Maid Cafes are common, with various franchisees and concepts, Maid Dreamin being a more generic form as far as I can tell. For a considerable sum, I enjoyed a fairly bland coffee, which featured a magical incantation, and from a distance (courtesy of a group of Americans) a dance performance. I felt ludicrous, but did enjoy the attention, specifically non-sexual, as it was supposed to be from my maid. While I am certainly not immune to kawaii, the whole experience was a little too close to some boundaries I have. 7\10, a fun but one-time-only thing.

Warhammer Cafe, Akihabara
For the Emperor!

I am a big Warhammer 40K nerd, I read a lot of the books but don’t play the game, as soon as I discovered they had this in Tokyo, I knew I had to have a look. The cafe was really just a counter, and I had to take a seat at a bench set up for painting miniatures, and it did take quite a long time to get my latte. While I waited, the manager sat next to me and had a chat, mostly about the hobby and maid cafes, which he informed me about a cyberpunk-themed maid cafe around the corner, which sounded interesting, but I never ended up visiting. I enjoyed some people watching, noting with interest that quite a few couples were walking in and having a look around- proving that indeed some 40K fans have known the touch of a woman. But after a quick look at the displays, there was nothing to keep me here, and I departed. 6/10, would not go out of my way to have coffee here again.

Glitch Coffee, Ginza
“Staff will wear black, customers white, no exceptions”
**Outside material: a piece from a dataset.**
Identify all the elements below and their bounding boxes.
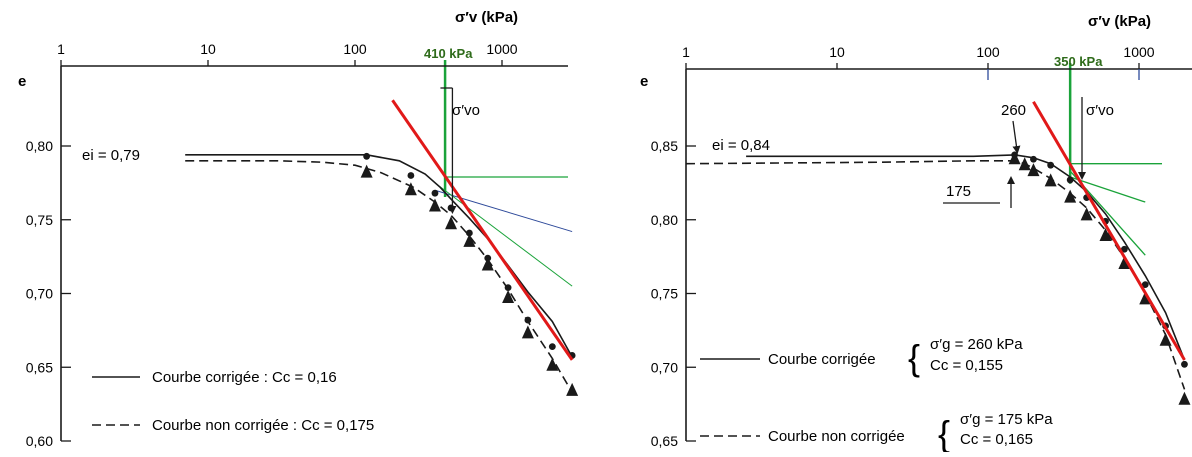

Down a side road just off from the main shopping area, my Google searches often resulted in mentioning this place as the best coffee in Tokyo. I had to line up for half an hour outside the shop. At first, I enjoyed the wait, listening to the Russian spoken by the couple in line in front of me, and trying to start a conversation with a Japanese man wearing a vintage Nick Cave shirt walking past with his friends. This turned to frustration when it became obvious that the Russian couple gave every indication that this was their first outing without supervision, having a lengthy and ultimately one-sided argument with the staff about their payment policy ( I thought everyone knew by now that having both card and cash is always a good idea when travelling?). Then I was allowed in and able to sniff some beans before ordering. I ordered a short machhiato and selected Catubba Bourbon beans from Colombia. Rather than be seated near the Russians, I sat at the bar and within a few minutes had my drink in front of me.
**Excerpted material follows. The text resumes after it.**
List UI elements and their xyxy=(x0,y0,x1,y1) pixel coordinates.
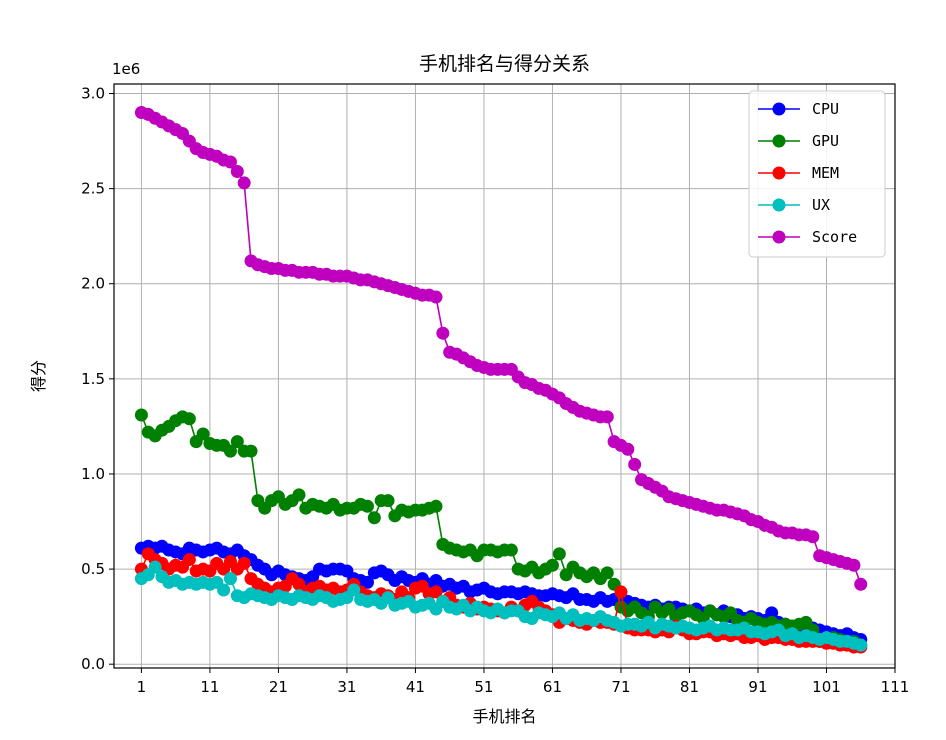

The average person has between two thousand and ten thousand tastebuds, I now know I have six thousand, six hundred and three. Each tastebud in my mouth started singing Accidentally Kelly Street by Frente! as soon as the crema hit them. When I finished my coffee, they started sulking, knowing that they would never be so happy again. I didn’t linger after my drink and headed back to the train station. When I checked my banking app I realised that while that drink was pricy, it was still cheaper than what I paid for Maid Dreamin, so I felt further justified in going out of my way for this experience.